If you actually play the prototype, then you might notice that your eyes track a single entity at a time, and you have to force them to switch to a different entity, which is usually the "previous" entity in the spline path that has moved into the other entity's location. In the WEBP video above (which I realize won't be animated in a book), you might notice that my cursor tends to move toward the top-right-most entity. When I feel overwhelmed, then I move down to the big "heal everyone" button, and immediately go back to my previous comfortable position at the top-right. This fixation is bad for the player's situational awareness, and that's the fault of the game's design, not the player.

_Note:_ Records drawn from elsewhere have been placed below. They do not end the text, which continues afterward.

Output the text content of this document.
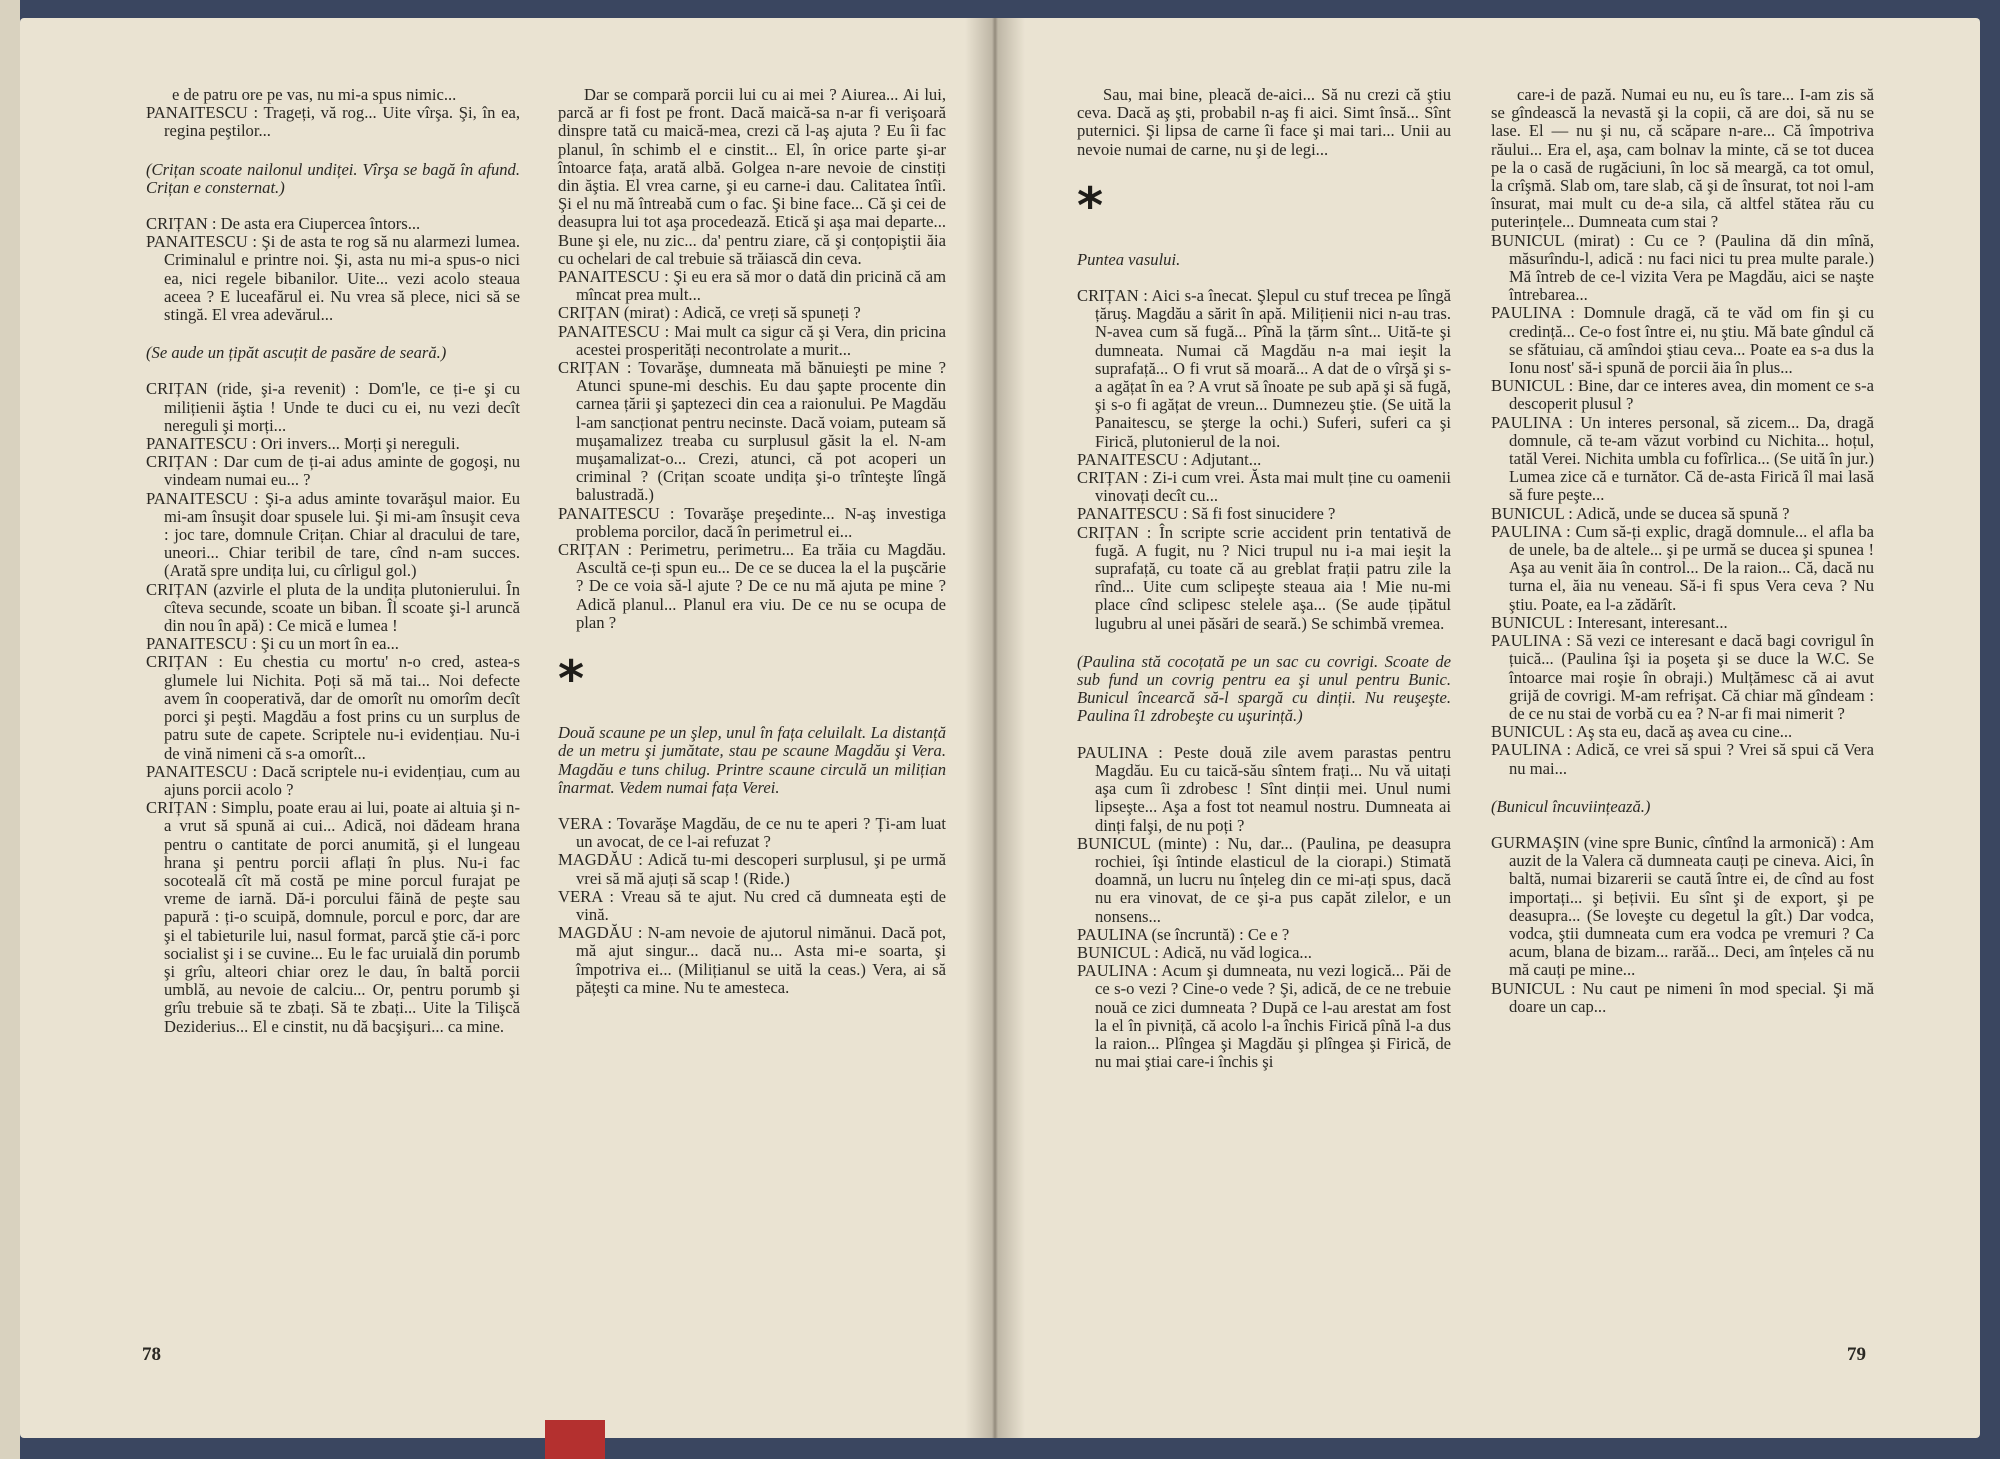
e de patru ore pe vas, nu mi-a spus nimic...

PANAITESCU : Trageți, vă rog... Uite vîrşa. Şi, în ea, regina peştilor...

(Crițan scoate nailonul undiței. Vîrşa se bagă în afund. Crițan e consternat.)

CRIȚAN : De asta era Ciupercea întors...

PANAITESCU : Şi de asta te rog să nu alarmezi lumea. Criminalul e printre noi. Şi, asta nu mi-a spus-o nici ea, nici regele bibanilor. Uite... vezi acolo steaua aceea ? E luceafărul ei. Nu vrea să plece, nici să se stingă. El vrea adevărul...

(Se aude un țipăt ascuțit de pasăre de seară.)

CRIȚAN (ride, şi-a revenit) : Dom'le, ce ți-e şi cu milițienii ăştia ! Unde te duci cu ei, nu vezi decît nereguli şi morți...

PANAITESCU : Ori invers... Morți şi nereguli.

CRIȚAN : Dar cum de ți-ai adus aminte de gogoşi, nu vindeam numai eu... ?

PANAITESCU : Şi-a adus aminte tovarăşul maior. Eu mi-am însuşit doar spusele lui. Şi mi-am însuşit ceva : joc tare, domnule Crițan. Chiar al dracului de tare, uneori... Chiar teribil de tare, cînd n-am succes. (Arată spre undița lui, cu cîrligul gol.)

CRIȚAN (azvirle el pluta de la undița plutonierului. În cîteva secunde, scoate un biban. Îl scoate şi-l aruncă din nou în apă) : Ce mică e lumea !

PANAITESCU : Şi cu un mort în ea...

CRIȚAN : Eu chestia cu mortu' n-o cred, astea-s glumele lui Nichita. Poți să mă tai... Noi defecte avem în cooperativă, dar de omorît nu omorîm decît porci şi peşti. Magdău a fost prins cu un surplus de patru sute de capete. Scriptele nu-i evidențiau. Nu-i de vină nimeni că s-a omorît...

PANAITESCU : Dacă scriptele nu-i evidențiau, cum au ajuns porcii acolo ?

CRIȚAN : Simplu, poate erau ai lui, poate ai altuia şi n-a vrut să spună ai cui... Adică, noi dădeam hrana pentru o cantitate de porci anumită, şi el lungeau hrana şi pentru porcii aflați în plus. Nu-i fac socoteală cît mă costă pe mine porcul furajat pe vreme de iarnă. Dă-i porcului făină de peşte sau papură : ți-o scuipă, domnule, porcul e porc, dar are şi el tabieturile lui, nasul format, parcă ştie că-i porc socialist şi i se cuvine... Eu le fac uruială din porumb şi grîu, alteori chiar orez le dau, în baltă porcii umblă, au nevoie de calciu... Or, pentru porumb şi grîu trebuie să te zbați. Să te zbați... Uite la Tilişcă Deziderius... El e cinstit, nu dă bacşişuri... ca mine.

Dar se compară porcii lui cu ai mei ? Aiurea... Ai lui, parcă ar fi fost pe front. Dacă maică-sa n-ar fi verişoară dinspre tată cu maică-mea, crezi că l-aş ajuta ? Eu îi fac planul, în schimb el e cinstit... El, în orice parte şi-ar întoarce fața, arată albă. Golgea n-are nevoie de cinstiți din ăştia. El vrea carne, şi eu carne-i dau. Calitatea întîi. Şi el nu mă întreabă cum o fac. Şi bine face... Că şi cei de deasupra lui tot aşa procedează. Etică şi aşa mai departe... Bune şi ele, nu zic... da' pentru ziare, că şi conțopiştii ăia cu ochelari de cal trebuie să trăiască din ceva.

PANAITESCU : Şi eu era să mor o dată din pricină că am mîncat prea mult...

CRIȚAN (mirat) : Adică, ce vreți să spuneți ?

PANAITESCU : Mai mult ca sigur că şi Vera, din pricina acestei prosperități necontrolate a murit...

CRIȚAN : Tovarăşe, dumneata mă bănuieşti pe mine ? Atunci spune-mi deschis. Eu dau şapte procente din carnea țării şi şaptezeci din cea a raionului. Pe Magdău l-am sancționat pentru necinste. Dacă voiam, puteam să muşamalizez treaba cu surplusul găsit la el. N-am muşamalizat-o... Crezi, atunci, că pot acoperi un criminal ? (Crițan scoate undița şi-o trînteşte lîngă balustradă.)

PANAITESCU : Tovarăşe preşedinte... N-aş investiga problema porcilor, dacă în perimetrul ei...

CRIȚAN : Perimetru, perimetru... Ea trăia cu Magdău. Ascultă ce-ți spun eu... De ce se ducea la el la puşcărie ? De ce voia să-l ajute ? De ce nu mă ajuta pe mine ? Adică planul... Planul era viu. De ce nu se ocupa de plan ?

*

Două scaune pe un şlep, unul în fața celuilalt. La distanță de un metru şi jumătate, stau pe scaune Magdău şi Vera. Magdău e tuns chilug. Printre scaune circulă un milițian înarmat. Vedem numai fața Verei.

VERA : Tovarăşe Magdău, de ce nu te aperi ? Ți-am luat un avocat, de ce l-ai refuzat ?

MAGDĂU : Adică tu-mi descoperi surplusul, şi pe urmă vrei să mă ajuți să scap ! (Ride.)

VERA : Vreau să te ajut. Nu cred că dumneata eşti de vină.

MAGDĂU : N-am nevoie de ajutorul nimănui. Dacă pot, mă ajut singur... dacă nu... Asta mi-e soarta, şi împotriva ei... (Milițianul se uită la ceas.) Vera, ai să pățeşti ca mine. Nu te amesteca.

78

Sau, mai bine, pleacă de-aici... Să nu crezi că ştiu ceva. Dacă aş şti, probabil n-aş fi aici. Simt însă... Sînt puternici. Şi lipsa de carne îi face şi mai tari... Unii au nevoie numai de carne, nu şi de legi...

*

Puntea vasului.

CRIȚAN : Aici s-a înecat. Şlepul cu stuf trecea pe lîngă țăruş. Magdău a sărit în apă. Milițienii nici n-au tras. N-avea cum să fugă... Pînă la țărm sînt... Uită-te şi dumneata. Numai că Magdău n-a mai ieşit la suprafață... O fi vrut să moară... A dat de o vîrşă şi s-a agățat în ea ? A vrut să înoate pe sub apă şi să fugă, şi s-o fi agățat de vreun... Dumnezeu ştie. (Se uită la Panaitescu, se şterge la ochi.) Suferi, suferi ca şi Firică, plutonierul de la noi.

PANAITESCU : Adjutant...

CRIȚAN : Zi-i cum vrei. Ăsta mai mult ține cu oamenii vinovați decît cu...

PANAITESCU : Să fi fost sinucidere ?

CRIȚAN : În scripte scrie accident prin tentativă de fugă. A fugit, nu ? Nici trupul nu i-a mai ieşit la suprafață, cu toate că au greblat frații patru zile la rînd... Uite cum sclipeşte steaua aia ! Mie nu-mi place cînd sclipesc stelele aşa... (Se aude țipătul lugubru al unei păsări de seară.) Se schimbă vremea.

(Paulina stă cocoțată pe un sac cu covrigi. Scoate de sub fund un covrig pentru ea şi unul pentru Bunic. Bunicul încearcă să-l spargă cu dinții. Nu reuşeşte. Paulina î1 zdrobeşte cu uşurință.)

PAULINA : Peste două zile avem parastas pentru Magdău. Eu cu taică-său sîntem frați... Nu vă uitați aşa cum îi zdrobesc ! Sînt dinții mei. Unul numi lipseşte... Aşa a fost tot neamul nostru. Dumneata ai dinți falşi, de nu poți ?

BUNICUL (minte) : Nu, dar... (Paulina, pe deasupra rochiei, îşi întinde elasticul de la ciorapi.) Stimată doamnă, un lucru nu înțeleg din ce mi-ați spus, dacă nu era vinovat, de ce şi-a pus capăt zilelor, e un nonsens...

PAULINA (se încruntă) : Ce e ?

BUNICUL : Adică, nu văd logica...

PAULINA : Acum şi dumneata, nu vezi logică... Păi de ce s-o vezi ? Cine-o vede ? Şi, adică, de ce ne trebuie nouă ce zici dumneata ? După ce l-au arestat am fost la el în pivniță, că acolo l-a închis Firică pînă l-a dus la raion... Plîngea şi Magdău şi plîngea şi Firică, de nu mai ştiai care-i închis şi

care-i de pază. Numai eu nu, eu îs tare... I-am zis să se gîndească la nevastă şi la copii, că are doi, să nu se lase. El — nu şi nu, că scăpare n-are... Că împotriva răului... Era el, aşa, cam bolnav la minte, că se tot ducea pe la o casă de rugăciuni, în loc să meargă, ca tot omul, la crîşmă. Slab om, tare slab, că şi de însurat, tot noi l-am însurat, mai mult cu de-a sila, că altfel stătea rău cu puterințele... Dumneata cum stai ?

BUNICUL (mirat) : Cu ce ? (Paulina dă din mînă, măsurîndu-l, adică : nu faci nici tu prea multe parale.) Mă întreb de ce-l vizita Vera pe Magdău, aici se naşte întrebarea...

PAULINA : Domnule dragă, că te văd om fin şi cu credință... Ce-o fost între ei, nu ştiu. Mă bate gîndul că se sfătuiau, că amîndoi ştiau ceva... Poate ea s-a dus la Ionu nost' să-i spună de porcii ăia în plus...

BUNICUL : Bine, dar ce interes avea, din moment ce s-a descoperit plusul ?

PAULINA : Un interes personal, să zicem... Da, dragă domnule, că te-am văzut vorbind cu Nichita... hoțul, tatăl Verei. Nichita umbla cu fofîrlica... (Se uită în jur.) Lumea zice că e turnător. Că de-asta Firică îl mai lasă să fure peşte...

BUNICUL : Adică, unde se ducea să spună ?

PAULINA : Cum să-ți explic, dragă domnule... el afla ba de unele, ba de altele... şi pe urmă se ducea şi spunea ! Aşa au venit ăia în control... De la raion... Că, dacă nu turna el, ăia nu veneau. Să-i fi spus Vera ceva ? Nu ştiu. Poate, ea l-a zădărît.

BUNICUL : Interesant, interesant...

PAULINA : Să vezi ce interesant e dacă bagi covrigul în țuică... (Paulina îşi ia poşeta şi se duce la W.C. Se întoarce mai roşie în obraji.) Mulțămesc că ai avut grijă de covrigi. M-am refrişat. Că chiar mă gîndeam : de ce nu stai de vorbă cu ea ? N-ar fi mai nimerit ?

BUNICUL : Aş sta eu, dacă aş avea cu cine...

PAULINA : Adică, ce vrei să spui ? Vrei să spui că Vera nu mai...

(Bunicul încuviințează.)

GURMAŞIN (vine spre Bunic, cîntînd la armonică) : Am auzit de la Valera că dumneata cauți pe cineva. Aici, în baltă, numai bizarerii se caută între ei, de cînd au fost importați... şi bețivii. Eu sînt şi de export, şi pe deasupra... (Se loveşte cu degetul la gît.) Dar vodca, vodca, ştii dumneata cum era vodca pe vremuri ? Ca acum, blana de bizam... rarăă... Deci, am înțeles că nu mă cauți pe mine...

BUNICUL : Nu caut pe nimeni în mod special. Şi mă doare un cap...

79
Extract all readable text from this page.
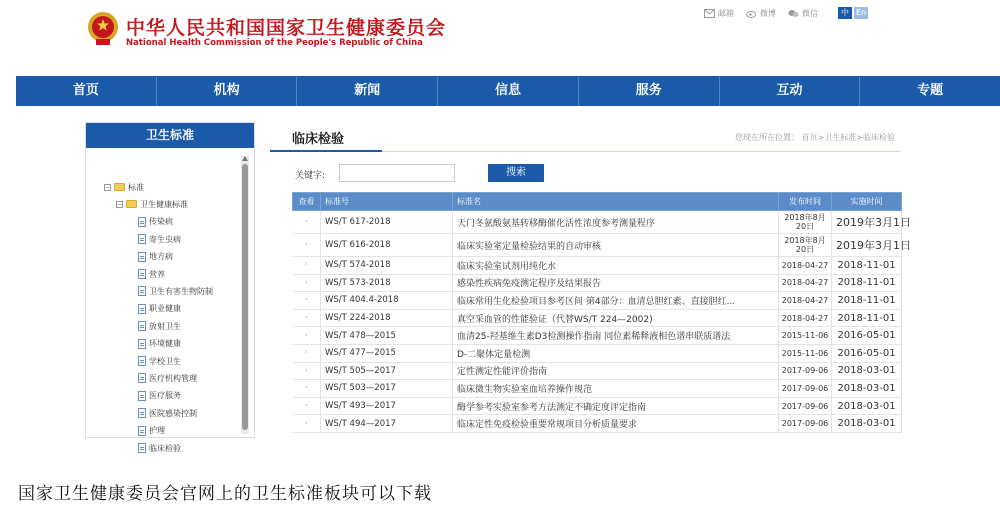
中华人民共和国国家卫生健康委员会
National Health Commission of the People's Republic of China
邮箱	微博	微信	中 En
首页	机构	新闻	信息	服务	互动	专题
卫生标准
− 标准
− 卫生健康标准
传染病
寄生虫病
地方病
营养
卫生有害生物防制
职业健康
放射卫生
环境健康
学校卫生
医疗机构管理
医疗服务
医院感染控制
护理
临床检验
临床检验	您现在所在位置： 首页>卫生标准>临床检验
关键字:	搜索
查看	标准号	标准名	发布时间	实施时间
·	WS/T 617-2018	天门冬氨酸氨基转移酶催化活性浓度参考测量程序	2018年8月20日	2019年3月1日
·	WS/T 616-2018	临床实验室定量检验结果的自动审核	2018年8月20日	2019年3月1日
·	WS/T 574-2018	临床实验室试剂用纯化水	2018-04-27	2018-11-01
·	WS/T 573-2018	感染性疾病免疫测定程序及结果报告	2018-04-27	2018-11-01
·	WS/T 404.4-2018	临床常用生化检验项目参考区间 第4部分：血清总胆红素、直接胆红...	2018-04-27	2018-11-01
·	WS/T 224-2018	真空采血管的性能验证（代替WS/T 224—2002)	2018-04-27	2018-11-01
·	WS/T 478—2015	血清25-羟基维生素D3检测操作指南 同位素稀释液相色谱串联质谱法	2015-11-06	2016-05-01
·	WS/T 477—2015	D-二聚体定量检测	2015-11-06	2016-05-01
·	WS/T 505—2017	定性测定性能评价指南	2017-09-06	2018-03-01
·	WS/T 503—2017	临床微生物实验室血培养操作规范	2017-09-06	2018-03-01
·	WS/T 493—2017	酶学参考实验室参考方法测定不确定度评定指南	2017-09-06	2018-03-01
·	WS/T 494—2017	临床定性免疫检验重要常规项目分析质量要求	2017-09-06	2018-03-01
国家卫生健康委员会官网上的卫生标准板块可以下载
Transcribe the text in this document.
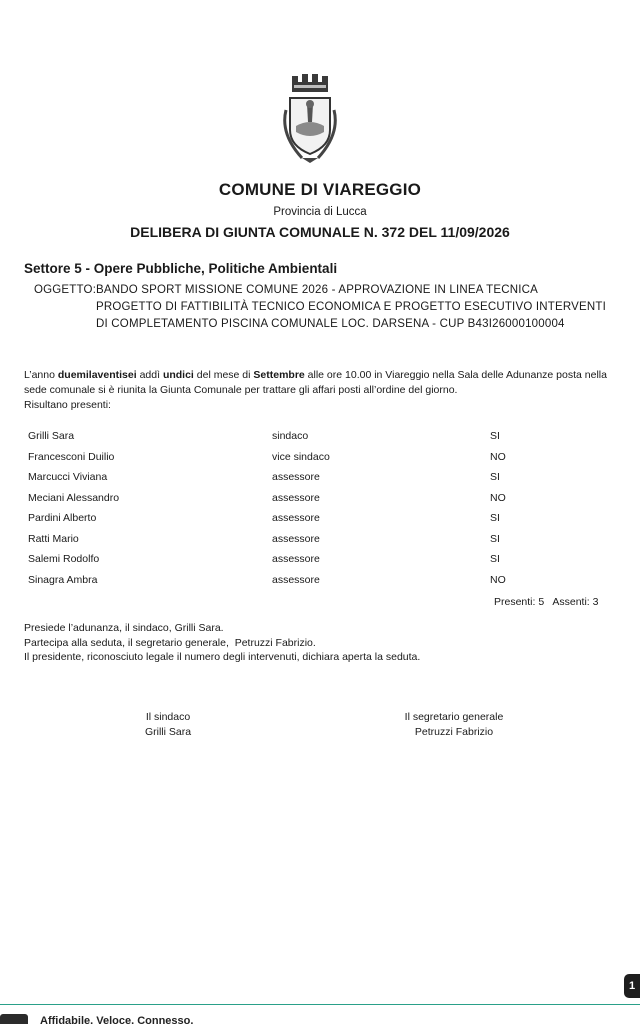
COMUNE DI VIAREGGIO
Provincia di Lucca
DELIBERA DI GIUNTA COMUNALE N. 372 DEL 11/09/2026
Settore 5 - Opere Pubbliche, Politiche Ambientali
OGGETTO: BANDO SPORT MISSIONE COMUNE 2026 - APPROVAZIONE IN LINEA TECNICA
PROGETTO DI FATTIBILITÀ TECNICO ECONOMICA E PROGETTO ESECUTIVO INTERVENTI
DI COMPLETAMENTO PISCINA COMUNALE LOC. DARSENA - CUP B43I26000100004
L’anno duemilaventisei addì undici del mese di Settembre alle ore 10.00 in Viareggio nella Sala delle Adunanze posta nella
sede comunale si è riunita la Giunta Comunale per trattare gli affari posti all’ordine del giorno.
Risultano presenti:
Grilli Sara	sindaco	SI
Francesconi Duilio	vice sindaco	NO
Marcucci Viviana	assessore	SI
Meciani Alessandro	assessore	NO
Pardini Alberto	assessore	SI
Ratti Mario	assessore	SI
Salemi Rodolfo	assessore	SI
Sinagra Ambra	assessore	NO
Presenti: 5   Assenti: 3
Presiede l’adunanza, il sindaco, Grilli Sara.
Partecipa alla seduta, il segretario generale,  Petruzzi Fabrizio.
Il presidente, riconosciuto legale il numero degli intervenuti, dichiara aperta la seduta.
Il sindaco
Grilli Sara
Il segretario generale
Petruzzi Fabrizio
1
Affidabile. Veloce. Connesso.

At the beginning of the chapter, I hypothesized that the lack of player movement mechanics would afford us the cognitive bandwidth to move the health bars around the screen instead. I did not anticipate the issues that we actually encountered. While it is still a failure on my part, that is precisely the point of prototyping. I didn't spend weeks or months building this game based on some grand vision - I just did the absolute minimum amount of work necessary to test out an idea. The cool idea that was in my head turned out to have issues that I did not consider, and that's perfectly fine.

I'm going to scrap this prototype, but the components and systems that we built to support it might still come in handy later! I encourage you to play the prototype by checking out this commit. There might be a path forward with that prototype, like making the movement speed of the entities slower, or just keeping them closer together. I can always revisit the idea later, but for now I'm going to keep iterating on ideas.